Rainbow, Paris and their bold little lemurs

editorial image
0
Have your say

This week I’ve got an update for you on how our baby ring-tailed lemurs are doing! Now just over seven weeks old, the six babies are gradually becoming more independent and starting to explore their enclosure.

Our oldest babies belong to Rainbow and Paris, both themselves fairly young females at six and four years old respectively. If you’ve visited our walk-through enclosure and seen three bouncing about, you have most likely seen theirs! Although ring-tailed lemurs will usually have just one baby per year, twins are occasionally seen and our one pair this year belongs to Rainbow. Babies will initially cling to their mum’s chest so as to be closer to her milk, but will move around to her back once they get a bit too big. They need to cling on very tightly as the mums leap from tree to tree with little regard as to whether the babies are still attached! As the babies reach two months old, they will start to investigate solid food, but will return to their mum for milk until fully weaned at around five months.

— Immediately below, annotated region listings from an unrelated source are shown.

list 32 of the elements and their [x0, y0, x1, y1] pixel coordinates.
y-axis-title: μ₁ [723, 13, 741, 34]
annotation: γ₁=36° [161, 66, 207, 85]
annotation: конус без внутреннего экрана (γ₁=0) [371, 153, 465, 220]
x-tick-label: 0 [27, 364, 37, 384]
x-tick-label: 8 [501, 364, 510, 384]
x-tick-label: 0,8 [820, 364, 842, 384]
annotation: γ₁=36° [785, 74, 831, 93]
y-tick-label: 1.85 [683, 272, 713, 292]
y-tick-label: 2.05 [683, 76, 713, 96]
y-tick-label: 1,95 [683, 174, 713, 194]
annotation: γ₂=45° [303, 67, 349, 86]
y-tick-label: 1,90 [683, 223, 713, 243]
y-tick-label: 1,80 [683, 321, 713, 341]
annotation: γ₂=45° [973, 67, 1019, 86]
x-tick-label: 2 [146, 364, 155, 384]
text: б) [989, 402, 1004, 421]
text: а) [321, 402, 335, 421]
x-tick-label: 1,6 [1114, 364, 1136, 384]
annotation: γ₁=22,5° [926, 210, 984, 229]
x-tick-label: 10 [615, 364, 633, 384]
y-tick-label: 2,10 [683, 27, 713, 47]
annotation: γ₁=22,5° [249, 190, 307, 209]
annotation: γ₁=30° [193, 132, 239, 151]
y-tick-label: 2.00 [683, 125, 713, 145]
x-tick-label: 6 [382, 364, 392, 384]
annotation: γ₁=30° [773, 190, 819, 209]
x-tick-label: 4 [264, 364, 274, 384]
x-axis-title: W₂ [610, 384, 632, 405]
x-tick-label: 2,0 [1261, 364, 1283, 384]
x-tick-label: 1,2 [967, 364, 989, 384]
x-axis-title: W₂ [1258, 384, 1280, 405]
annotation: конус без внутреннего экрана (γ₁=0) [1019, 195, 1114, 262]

Why do lemur mums keep their babies close for so long? In their native Madagascar, predators of the ring-tailed lemur include the fossa, a large carnivore which looks like a cross between a cat and a dog but is in fact related to neither, and birds of prey such as the Madagascar harrier-hawk and the Madagascar buzzard. Out of all lemur species found in Madagascar, ring-tails spend the most time on the ground so are naturally more vulnerable, although group sizes are large and can reach up to 30 individuals – this can help them spot predators early and defend against them. All females in a troop will help to look after the babies, though it is thought that males don’t contribute much!

Our lemur babies are getting bolder by the day and it’s particularly easy to see them when the sun is out and everyone spreads out to sunbathe. May is getting warmer, so why not visit them this month in their walk-through enclosure?